Katja Angenent – Die alte Freundin Dunkelheit
Die alte Freundin Dunkelheit
20 Schauergeschichten von Katja Angenent
Über das Buch
Wenn es dunkel wird, ist nichts mehr so, wie es scheint …
Sie ist zurückgekehrt.
Die alte Freundin Dunkelheit spielt die heimliche Hauptrolle in Katja Angenents Kurzgeschichten. Darin erkunden einsame Nachtgestalten verfallene Burgen, verlassene Psychiatrien und dunkle Wälder. Mit dem Trip ins Ungewisse beginnt eine Reise zum eigenen Ich – und oftmals ist nichts so, wie es scheint.
Ihre Kurzgeschichten spielen im Mittelalter, im 19. Jahrhundert, in phantastischen Welten oder direkt nebenan.
Katja Angenent erzählt von Sagengestalten, Königen und Menschen wie du und ich. Sie alle fürchten die Dunkelheit. Doch der Begegnung mit dem Unbekannten können sie nicht entkommen …
Drei Fragen an Katja Angenent
Braucht die Welt heute noch Schauergeschichten?

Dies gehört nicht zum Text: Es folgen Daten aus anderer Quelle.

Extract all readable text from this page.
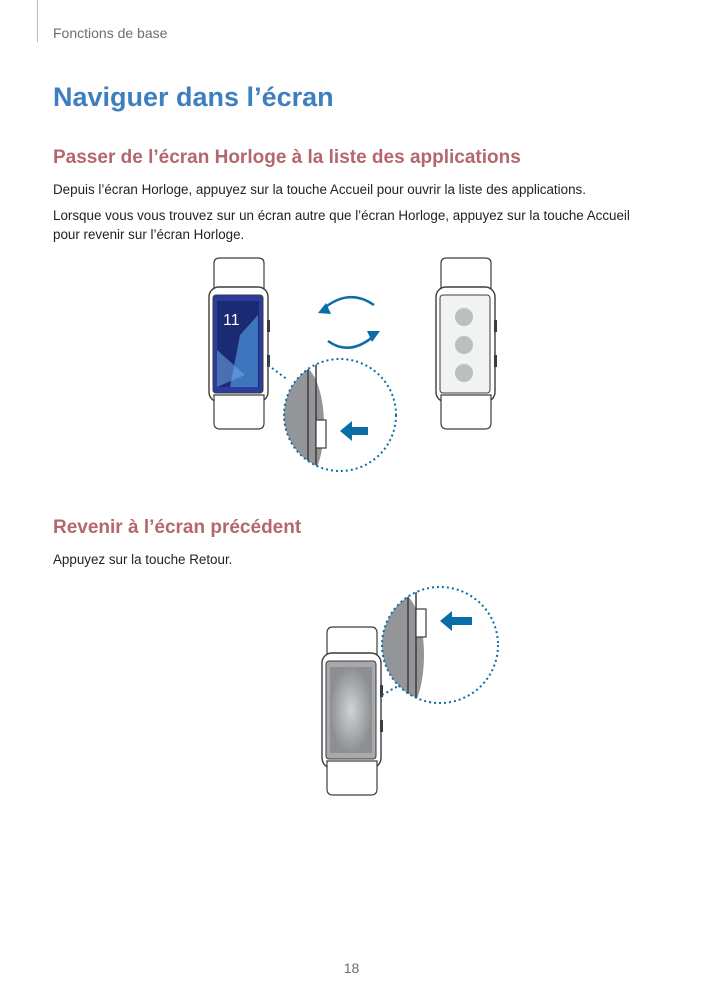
Fonctions de base
Naviguer dans l’écran
Passer de l’écran Horloge à la liste des applications

Depuis l’écran Horloge, appuyez sur la touche Accueil pour ouvrir la liste des applications.

Lorsque vous vous trouvez sur un écran autre que l’écran Horloge, appuyez sur la touche Accueil pour revenir sur l’écran Horloge.

11
Revenir à l’écran précédent

Appuyez sur la touche Retour.

18
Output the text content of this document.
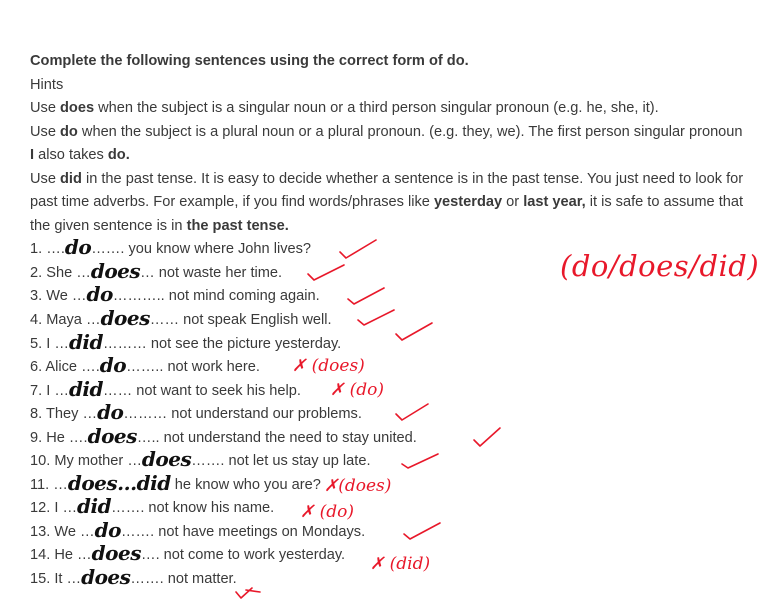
Complete the following sentences using the correct form of do.
Hints
Use does when the subject is a singular noun or a third person singular pronoun (e.g. he, she, it).
Use do when the subject is a plural noun or a plural pronoun. (e.g. they, we). The first person singular pronoun I also takes do.
Use did in the past tense. It is easy to decide whether a sentence is in the past tense. You just need to look for past time adverbs. For example, if you find words/phrases like yesterday or last year, it is safe to assume that the given sentence is in the past tense.
1. ….do……. you know where John lives?
2. She …does… not waste her time.
3. We …do……….. not mind coming again.
4. Maya …does…… not speak English well.
5. I …did……… not see the picture yesterday.
6. Alice ….do…….. not work here.
7. I …did…… not want to seek his help.
8. They …do……… not understand our problems.
9. He ….does….. not understand the need to stay united.
10. My mother …does……. not let us stay up late.
11. …does…did he know who you are?
12. I …did……. not know his name.
13. We …do……. not have meetings on Mondays.
14. He …does…. not come to work yesterday.
15. It …does……. not matter.
✗ (does)
✗ (do)
✗(does)
✗ (do)
✗ (did)
(do/does/did)
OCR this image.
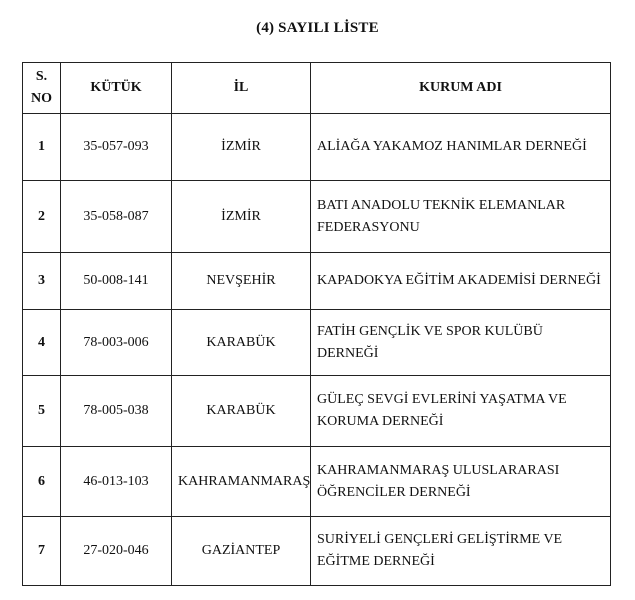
(4) SAYILI LİSTE
S.
NO	KÜTÜK	İL	KURUM ADI
1	35-057-093	İZMİR	ALİAĞA YAKAMOZ HANIMLAR DERNEĞİ

2	35-058-087	İZMİR	BATI ANADOLU TEKNİK ELEMANLAR
FEDERASYONU

3	50-008-141	NEVŞEHİR	KAPADOKYA EĞİTİM AKADEMİSİ DERNEĞİ

4	78-003-006	KARABÜK	FATİH GENÇLİK VE SPOR KULÜBÜ
DERNEĞİ

5	78-005-038	KARABÜK	GÜLEÇ SEVGİ EVLERİNİ YAŞATMA VE
KORUMA DERNEĞİ

6	46-013-103	KAHRAMANMARAŞ	KAHRAMANMARAŞ ULUSLARARASI
ÖĞRENCİLER DERNEĞİ

7	27-020-046	GAZİANTEP	SURİYELİ GENÇLERİ GELİŞTİRME VE
EĞİTME DERNEĞİ
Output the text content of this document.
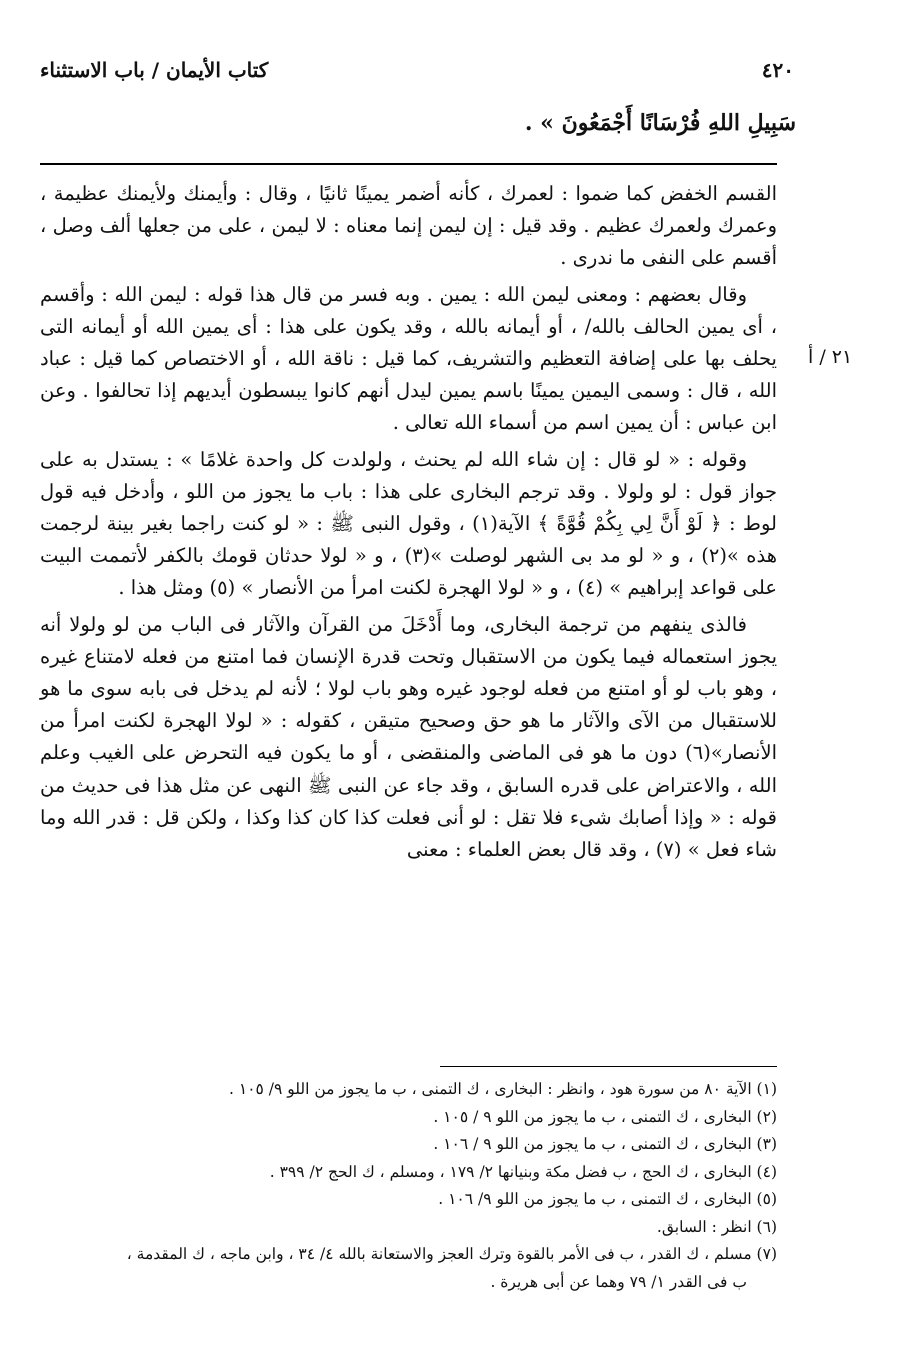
٤٢٠
كتاب الأيمان / باب الاستثناء
سَبِيلِ اللهِ فُرْسَانًا أَجْمَعُونَ » .
٢١ / أ

القسم الخفض كما ضموا : لعمرك ، كأنه أضمر يمينًا ثانيًا ، وقال : وأيمنك ولأيمنك عظيمة ، وعمرك ولعمرك عظيم . وقد قيل : إن ليمن إنما معناه : لا ليمن ، على من جعلها ألف وصل ، أقسم على النفى ما ندرى .

وقال بعضهم : ومعنى ليمن الله : يمين . وبه فسر من قال هذا قوله : ليمن الله : وأقسم ، أى يمين الحالف بالله/ ، أو أيمانه بالله ، وقد يكون على هذا : أى يمين الله أو أيمانه التى يحلف بها على إضافة التعظيم والتشريف، كما قيل : ناقة الله ، أو الاختصاص كما قيل : عباد الله ، قال : وسمى اليمين يمينًا باسم يمين ليدل أنهم كانوا يبسطون أيديهم إذا تحالفوا . وعن ابن عباس : أن يمين اسم من أسماء الله تعالى .

وقوله : « لو قال : إن شاء الله لم يحنث ، ولولدت كل واحدة غلامًا » : يستدل به على جواز قول : لو ولولا . وقد ترجم البخارى على هذا : باب ما يجوز من اللو ، وأدخل فيه قول لوط : ﴿ لَوْ أَنَّ لِي بِكُمْ قُوَّةً ﴾ الآية(١) ، وقول النبى ﷺ : « لو كنت راجما بغير بينة لرجمت هذه »(٢) ، و « لو مد بى الشهر لوصلت »(٣) ، و « لولا حدثان قومك بالكفر لأتممت البيت على قواعد إبراهيم » (٤) ، و « لولا الهجرة لكنت امرأ من الأنصار » (٥) ومثل هذا .

فالذى ينفهم من ترجمة البخارى، وما أَدْخَلَ من القرآن والآثار فى الباب من لو ولولا أنه يجوز استعماله فيما يكون من الاستقبال وتحت قدرة الإنسان فما امتنع من فعله لامتناع غيره ، وهو باب لو أو امتنع من فعله لوجود غيره وهو باب لولا ؛ لأنه لم يدخل فى بابه سوى ما هو للاستقبال من الآى والآثار ما هو حق وصحيح متيقن ، كقوله : « لولا الهجرة لكنت امرأ من الأنصار»(٦) دون ما هو فى الماضى والمنقضى ، أو ما يكون فيه التحرض على الغيب وعلم الله ، والاعتراض على قدره السابق ، وقد جاء عن النبى ﷺ النهى عن مثل هذا فى حديث من قوله : « وإذا أصابك شىء فلا تقل : لو أنى فعلت كذا كان كذا وكذا ، ولكن قل : قدر الله وما شاء فعل » (٧) ، وقد قال بعض العلماء : معنى

(١) الآية ٨٠ من سورة هود ، وانظر : البخارى ، ك التمنى ، ب ما يجوز من اللو ٩/ ١٠٥ .

(٢) البخارى ، ك التمنى ، ب ما يجوز من اللو ٩ / ١٠٥ .

(٣) البخارى ، ك التمنى ، ب ما يجوز من اللو ٩ / ١٠٦ .

(٤) البخارى ، ك الحج ، ب فضل مكة وبنيانها ٢/ ١٧٩ ، ومسلم ، ك الحج ٢/ ٣٩٩ .

(٥) البخارى ، ك التمنى ، ب ما يجوز من اللو ٩/ ١٠٦ .

(٦) انظر : السابق.

(٧) مسلم ، ك القدر ، ب فى الأمر بالقوة وترك العجز والاستعانة بالله ٤/ ٣٤ ، وابن ماجه ، ك المقدمة ،

ب فى القدر ١/ ٧٩ وهما عن أبى هريرة .
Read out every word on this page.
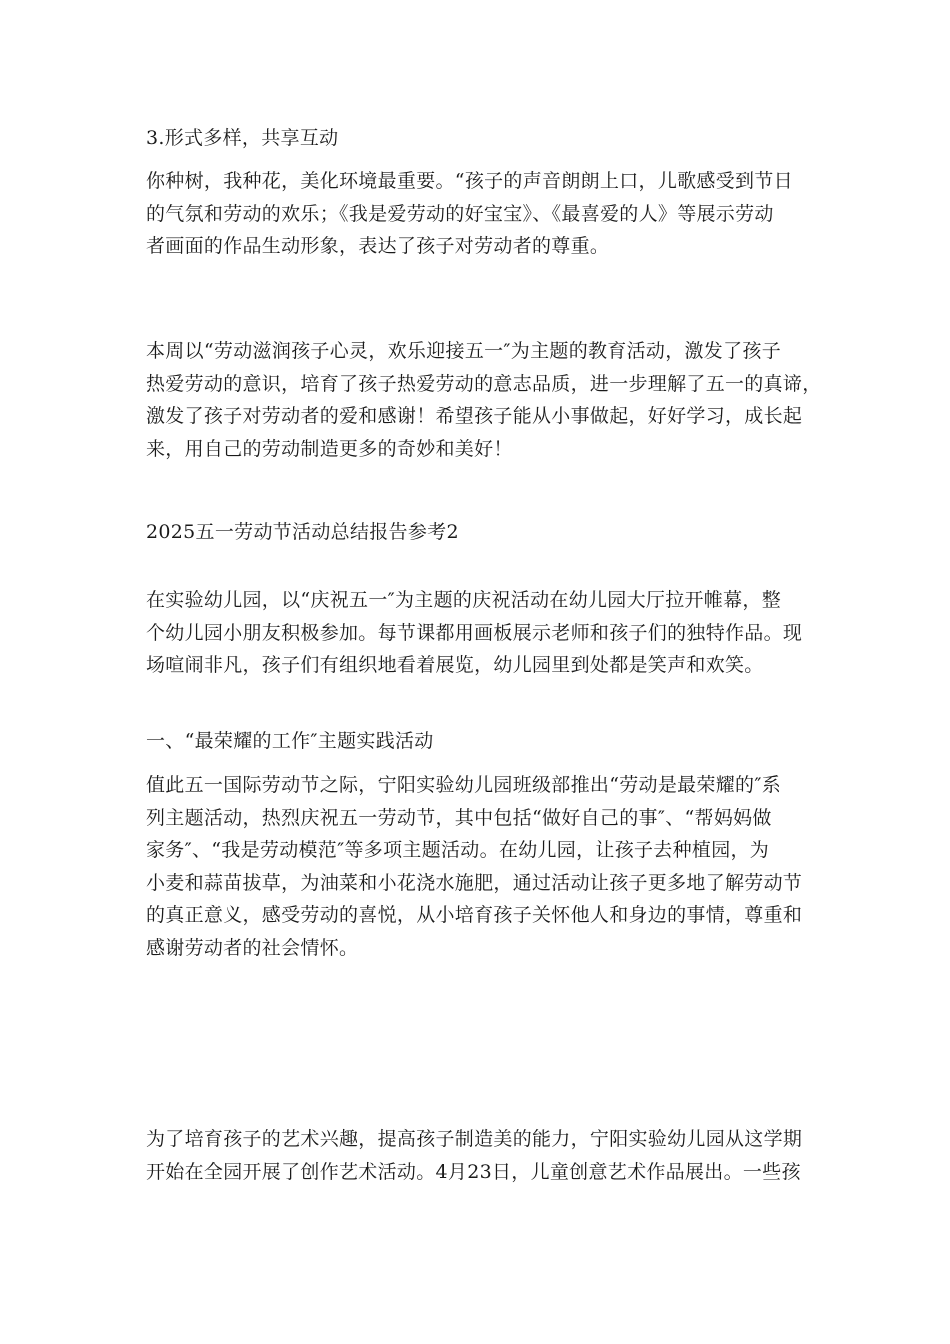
3.形式多样，共享互动

你种树，我种花，美化环境最重要。“孩子的声音朗朗上口，儿歌感受到节日
的气氛和劳动的欢乐；《我是爱劳动的好宝宝》、《最喜爱的人》等展示劳动
者画面的作品生动形象，表达了孩子对劳动者的尊重。

本周以“劳动滋润孩子心灵，欢乐迎接五一″为主题的教育活动，激发了孩子
热爱劳动的意识，培育了孩子热爱劳动的意志品质，进一步理解了五一的真谛，
激发了孩子对劳动者的爱和感谢！希望孩子能从小事做起，好好学习，成长起
来，用自己的劳动制造更多的奇妙和美好！

2025五一劳动节活动总结报告参考2

在实验幼儿园，以“庆祝五一″为主题的庆祝活动在幼儿园大厅拉开帷幕，整
个幼儿园小朋友积极参加。每节课都用画板展示老师和孩子们的独特作品。现
场喧闹非凡，孩子们有组织地看着展览，幼儿园里到处都是笑声和欢笑。

一、“最荣耀的工作″主题实践活动

值此五一国际劳动节之际，宁阳实验幼儿园班级部推出“劳动是最荣耀的″系
列主题活动，热烈庆祝五一劳动节，其中包括“做好自己的事″、“帮妈妈做
家务″、“我是劳动模范″等多项主题活动。在幼儿园，让孩子去种植园，为
小麦和蒜苗拔草，为油菜和小花浇水施肥，通过活动让孩子更多地了解劳动节
的真正意义，感受劳动的喜悦，从小培育孩子关怀他人和身边的事情，尊重和
感谢劳动者的社会情怀。

为了培育孩子的艺术兴趣，提高孩子制造美的能力，宁阳实验幼儿园从这学期
开始在全园开展了创作艺术活动。4月23日，儿童创意艺术作品展出。一些孩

Unbedingt! Gerade heute geht das Phantastische, das Ideenreiche in unserer immer nüchterner werdenden Welt zunehmend verloren. Dabei kann uns die Faszination für alles Rätselhafte, die auch heute noch viele Menschen empfinden, helfen, mit unseren eigenen Ängsten besser umzugehen.
Dass Krimis zum Beispiel seit Jahren boomen, ist ein Zeichen dafür, dass wir uns nach mehr Rätseln sehnen – treibt uns nicht dabei die Frage um, wer der Mörder ist? In diesem Sinne regen die Geschichten zum Weiterdenken an.
Warum spielen alte und verfallene Gemäuer wie Klöster, Burgen und Ruinen in den Geschichten oft eine große Rolle?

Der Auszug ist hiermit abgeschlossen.